Site   Web

April 2, 2014

The Google Content Scraping Controversy

Google Logo
Photo Credit: Carlos Luna via flickr

Who isn’t intimidated by Google’s ever-growing influence and its ever-changing set of rules and guidelines? Publishers who have managed to cope with Google’s algorithm updates have learned to watch their step. They are fully aware that they have to play by the book and follow Google’s own letter of the law to protect their rankings. But in this context, one question still remains unanswered: does the mighty Google actually practice what it preaches? Or does it feel the need to break the rules every once in a while, to follow its own agenda? Are Google’s words spoken to be broken?

Is Google Caught in Its Own Scraping Trap?

One thing’s certain: Google’s sustained efforts to punish the so-called Internet copycats have been mocked by a vast SEO community. It all started when Matt Cutts, the head of Google’s webspam team, introduced a form that website owners can fill out if and when they notice that their content has been viciously duplicated by a sneaky copycat, also known as a scraper.

According to Wikipedia, “a scraper site is a website that copies all of its content from other websites using web scraping. The purpose of creating such a site can be to collect advertising revenue or to manipulate search engine rankings by linking to other sites to improve their search engine ranking.”
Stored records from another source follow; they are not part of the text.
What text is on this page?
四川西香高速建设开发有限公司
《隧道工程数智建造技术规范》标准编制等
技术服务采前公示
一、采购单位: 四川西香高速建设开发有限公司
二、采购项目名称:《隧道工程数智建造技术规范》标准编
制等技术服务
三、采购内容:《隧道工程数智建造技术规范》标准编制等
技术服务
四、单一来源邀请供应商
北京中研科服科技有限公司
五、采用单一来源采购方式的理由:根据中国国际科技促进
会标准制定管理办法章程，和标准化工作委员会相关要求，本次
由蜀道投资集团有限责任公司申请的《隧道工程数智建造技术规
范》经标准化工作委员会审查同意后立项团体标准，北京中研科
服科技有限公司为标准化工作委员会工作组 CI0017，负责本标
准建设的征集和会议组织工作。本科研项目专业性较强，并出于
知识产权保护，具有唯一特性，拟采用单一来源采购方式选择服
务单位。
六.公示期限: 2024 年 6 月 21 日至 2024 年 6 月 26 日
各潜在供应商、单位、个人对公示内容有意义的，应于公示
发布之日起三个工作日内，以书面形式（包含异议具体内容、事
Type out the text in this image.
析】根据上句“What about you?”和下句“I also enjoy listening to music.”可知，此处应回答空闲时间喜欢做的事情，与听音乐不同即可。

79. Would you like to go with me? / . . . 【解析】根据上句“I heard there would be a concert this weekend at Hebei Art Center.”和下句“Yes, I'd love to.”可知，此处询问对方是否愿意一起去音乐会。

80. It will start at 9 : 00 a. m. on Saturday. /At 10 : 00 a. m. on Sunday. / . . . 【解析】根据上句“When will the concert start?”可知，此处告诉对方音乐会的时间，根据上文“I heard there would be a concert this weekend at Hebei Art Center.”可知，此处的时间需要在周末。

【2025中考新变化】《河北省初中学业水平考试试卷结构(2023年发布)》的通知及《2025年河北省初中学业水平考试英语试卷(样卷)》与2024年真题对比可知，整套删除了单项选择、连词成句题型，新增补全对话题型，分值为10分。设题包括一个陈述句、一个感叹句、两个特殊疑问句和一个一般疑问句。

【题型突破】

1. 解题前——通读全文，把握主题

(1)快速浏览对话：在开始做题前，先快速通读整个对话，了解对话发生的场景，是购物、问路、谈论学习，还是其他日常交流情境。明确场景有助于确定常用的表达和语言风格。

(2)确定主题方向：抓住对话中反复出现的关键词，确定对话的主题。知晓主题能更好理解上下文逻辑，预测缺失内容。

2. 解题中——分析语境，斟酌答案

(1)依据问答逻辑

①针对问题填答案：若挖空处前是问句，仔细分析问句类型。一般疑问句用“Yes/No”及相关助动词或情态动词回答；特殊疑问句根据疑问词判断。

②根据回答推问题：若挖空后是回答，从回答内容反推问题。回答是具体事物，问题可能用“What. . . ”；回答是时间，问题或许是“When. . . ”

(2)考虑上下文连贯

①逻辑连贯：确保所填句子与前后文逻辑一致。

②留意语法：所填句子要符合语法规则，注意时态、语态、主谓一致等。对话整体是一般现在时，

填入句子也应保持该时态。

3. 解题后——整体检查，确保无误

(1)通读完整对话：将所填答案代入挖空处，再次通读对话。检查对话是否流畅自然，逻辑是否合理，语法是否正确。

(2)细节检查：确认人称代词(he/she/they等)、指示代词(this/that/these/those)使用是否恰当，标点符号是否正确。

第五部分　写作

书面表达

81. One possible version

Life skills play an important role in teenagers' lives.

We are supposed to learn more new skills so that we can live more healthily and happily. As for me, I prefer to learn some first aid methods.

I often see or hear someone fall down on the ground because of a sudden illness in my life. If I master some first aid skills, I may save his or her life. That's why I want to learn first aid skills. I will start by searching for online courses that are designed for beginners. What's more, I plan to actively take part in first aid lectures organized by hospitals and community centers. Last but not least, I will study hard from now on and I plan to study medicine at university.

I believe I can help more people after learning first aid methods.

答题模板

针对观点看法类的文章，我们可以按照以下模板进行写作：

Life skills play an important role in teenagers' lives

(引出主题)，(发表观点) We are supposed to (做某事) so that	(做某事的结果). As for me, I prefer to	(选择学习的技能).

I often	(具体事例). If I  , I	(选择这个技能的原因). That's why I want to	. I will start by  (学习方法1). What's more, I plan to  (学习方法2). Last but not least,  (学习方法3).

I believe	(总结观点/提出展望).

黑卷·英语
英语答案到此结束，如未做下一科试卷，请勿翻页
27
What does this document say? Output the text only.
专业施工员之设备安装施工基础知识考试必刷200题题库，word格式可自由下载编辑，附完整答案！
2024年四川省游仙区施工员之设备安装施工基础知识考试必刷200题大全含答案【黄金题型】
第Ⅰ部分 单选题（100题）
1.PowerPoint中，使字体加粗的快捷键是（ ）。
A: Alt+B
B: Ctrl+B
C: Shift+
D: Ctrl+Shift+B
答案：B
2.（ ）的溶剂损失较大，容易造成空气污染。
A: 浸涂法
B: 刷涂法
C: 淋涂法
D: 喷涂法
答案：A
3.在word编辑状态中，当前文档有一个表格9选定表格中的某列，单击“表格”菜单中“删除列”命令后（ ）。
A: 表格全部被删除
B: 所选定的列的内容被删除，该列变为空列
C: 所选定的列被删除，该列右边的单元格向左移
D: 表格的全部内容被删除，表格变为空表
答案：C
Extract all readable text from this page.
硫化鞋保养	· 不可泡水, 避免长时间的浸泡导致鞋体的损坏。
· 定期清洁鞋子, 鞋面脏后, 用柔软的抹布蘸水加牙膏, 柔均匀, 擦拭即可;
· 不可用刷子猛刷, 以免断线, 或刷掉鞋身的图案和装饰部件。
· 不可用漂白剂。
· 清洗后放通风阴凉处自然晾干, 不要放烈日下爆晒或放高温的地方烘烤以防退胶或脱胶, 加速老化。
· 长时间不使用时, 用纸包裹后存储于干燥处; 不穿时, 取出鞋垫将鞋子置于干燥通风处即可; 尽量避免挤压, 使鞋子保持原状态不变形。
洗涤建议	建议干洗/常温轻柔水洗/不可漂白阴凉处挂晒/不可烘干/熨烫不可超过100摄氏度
We are all fully aware of the fact that Google, Bing and Yahoo bend over backwards to penalize cheaters and ensure a flawless user experience for all of us, so there’s nothing wrong with Google’s attempt to corner scrappers and turn its back on them.

But here’s where it gets really interesting: according to Mashable, Google breaks its own rule by using its very own scraper to mine valuable content coming from reputable sources. This dubious practice was exposed by Dan Baker, a digital marketer. Dan Baker revealed that Google actually took the definition of a “scraper site” and placed it above Wikipedia’s link. Barker’s message led to 14,000 retweets, showing that Google’s efforts to fight scrapers have created quite a stir in online communities. It seems that this time, the joke’s on Google and SEO experts had the last laugh.

The road to SEO hell is paved with good intentions. Google has the users’ best interests at heart and clearly does everything in its power to provide the very best search results in a timely fashion. But the fact that Google harvested Wikipedia’s content and placed it above its original source made many people raise an eyebrow. Is Google allowed to break its very own set of rules and outrank Wikipedia?

Are Google’s Rules Meant to Be Broken by Search Engines?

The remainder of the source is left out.